When we spoke in 2020, you detailed what success would look like to you - namely, to have a social impact by developing the gaming sector in Da Nang, while rolling out great products for the gaming world. How does the future now look for Ubisoft in Vietnam?
AP: First off, the main goal on the product side is to keep the momentum going, to keep bringing Ubisoft franchises and games to new players. For Ubisoft Nano, this means using the versatile formats of our game collections to expand our reach. We recently struck astrategic partnership with Azerion to exclusively distribute Ubisoft Nano games on over 1,000 websites. Because of this, we're forecasting over 50 million players in 2022!

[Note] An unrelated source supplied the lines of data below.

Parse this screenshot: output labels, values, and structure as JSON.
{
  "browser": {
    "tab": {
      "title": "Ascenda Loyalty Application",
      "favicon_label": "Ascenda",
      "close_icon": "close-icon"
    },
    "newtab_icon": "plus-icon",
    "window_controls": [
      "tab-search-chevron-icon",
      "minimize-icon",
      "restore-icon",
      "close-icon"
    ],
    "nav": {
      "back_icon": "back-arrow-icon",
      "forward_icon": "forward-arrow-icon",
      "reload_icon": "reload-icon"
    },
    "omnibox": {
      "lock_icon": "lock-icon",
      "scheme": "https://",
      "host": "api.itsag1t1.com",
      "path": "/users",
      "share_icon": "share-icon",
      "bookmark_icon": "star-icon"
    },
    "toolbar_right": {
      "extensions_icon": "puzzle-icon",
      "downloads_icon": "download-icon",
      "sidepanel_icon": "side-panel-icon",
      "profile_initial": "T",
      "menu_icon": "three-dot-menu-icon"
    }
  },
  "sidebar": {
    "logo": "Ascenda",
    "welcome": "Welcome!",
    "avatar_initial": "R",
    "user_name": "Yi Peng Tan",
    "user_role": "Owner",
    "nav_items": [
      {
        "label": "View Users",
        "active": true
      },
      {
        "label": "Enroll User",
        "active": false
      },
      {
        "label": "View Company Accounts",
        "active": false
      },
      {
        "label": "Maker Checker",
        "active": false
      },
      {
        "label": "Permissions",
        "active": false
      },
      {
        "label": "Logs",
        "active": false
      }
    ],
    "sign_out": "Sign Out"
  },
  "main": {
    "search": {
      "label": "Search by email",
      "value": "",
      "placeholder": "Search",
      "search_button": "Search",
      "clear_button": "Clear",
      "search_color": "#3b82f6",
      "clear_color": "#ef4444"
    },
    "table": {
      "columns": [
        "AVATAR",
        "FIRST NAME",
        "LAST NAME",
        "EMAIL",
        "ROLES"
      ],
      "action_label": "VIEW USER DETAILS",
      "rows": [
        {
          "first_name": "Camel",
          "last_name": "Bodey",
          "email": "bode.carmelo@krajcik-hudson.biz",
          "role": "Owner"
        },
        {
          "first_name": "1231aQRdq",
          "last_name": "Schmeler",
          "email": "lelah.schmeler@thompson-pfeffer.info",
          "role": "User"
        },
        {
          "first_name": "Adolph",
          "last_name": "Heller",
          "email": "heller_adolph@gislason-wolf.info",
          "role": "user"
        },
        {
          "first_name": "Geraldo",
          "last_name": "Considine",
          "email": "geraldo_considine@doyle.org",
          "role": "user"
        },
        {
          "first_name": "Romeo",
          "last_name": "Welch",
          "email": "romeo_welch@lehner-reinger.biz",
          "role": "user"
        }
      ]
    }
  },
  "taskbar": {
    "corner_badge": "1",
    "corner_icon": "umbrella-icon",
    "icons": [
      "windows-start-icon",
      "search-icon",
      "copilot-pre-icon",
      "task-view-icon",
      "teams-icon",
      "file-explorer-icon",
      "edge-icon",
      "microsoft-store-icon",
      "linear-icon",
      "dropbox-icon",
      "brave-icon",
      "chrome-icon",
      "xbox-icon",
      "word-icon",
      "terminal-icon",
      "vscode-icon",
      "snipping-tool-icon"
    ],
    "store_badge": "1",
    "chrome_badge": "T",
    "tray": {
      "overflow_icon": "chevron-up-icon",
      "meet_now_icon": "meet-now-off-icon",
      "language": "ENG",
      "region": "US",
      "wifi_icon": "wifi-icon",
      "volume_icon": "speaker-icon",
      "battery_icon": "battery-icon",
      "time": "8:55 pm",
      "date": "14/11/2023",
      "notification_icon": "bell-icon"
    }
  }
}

We're also working hand-in-hand with Thales, a leading aerospace and in-flight entertainment company, through a new global strategic partnership to define the future of in-flight gaming for airline passengers.
From the Biz Ops side, we were previously focused on bringing mobile titles to new stores, but today we're extending our services to our PC catalogue by working closely with the Ubisoft+ team. There's a real challenge in this, as it entails shifting our studio's design focus from mobile-only to hybrid (mobile & HD). We've made a great start, though, and we're already working on some premium projects.
Finally, to address our local social impact: We've made some progress despite the challenges of the last two years, but we want to be more active in our local community. We're working on a number of initiatives with universities, startups, and local authorities to promote gaming as a creative and technological medium of the future. Stay tuned.
Finally, your studio space and team have received a lot of high praise. Tell us about life at Ubisoft Da Nang.
AP: It's an incredible place to work. It's five minutes from My Khe Beach, and there's a great work environment and culture within the company. The possibilities in our studio are almost unlimited, and the future of Ubisoft Da Nang is already being shaped today by our creative teams and the amazing projects they're working on.
The exciting thing about joining Ubisoft Da Nang is that we're being really ambitious - trying to create the unknown - all the while helping to bring the Ubisoft world to a larger, untapped audience.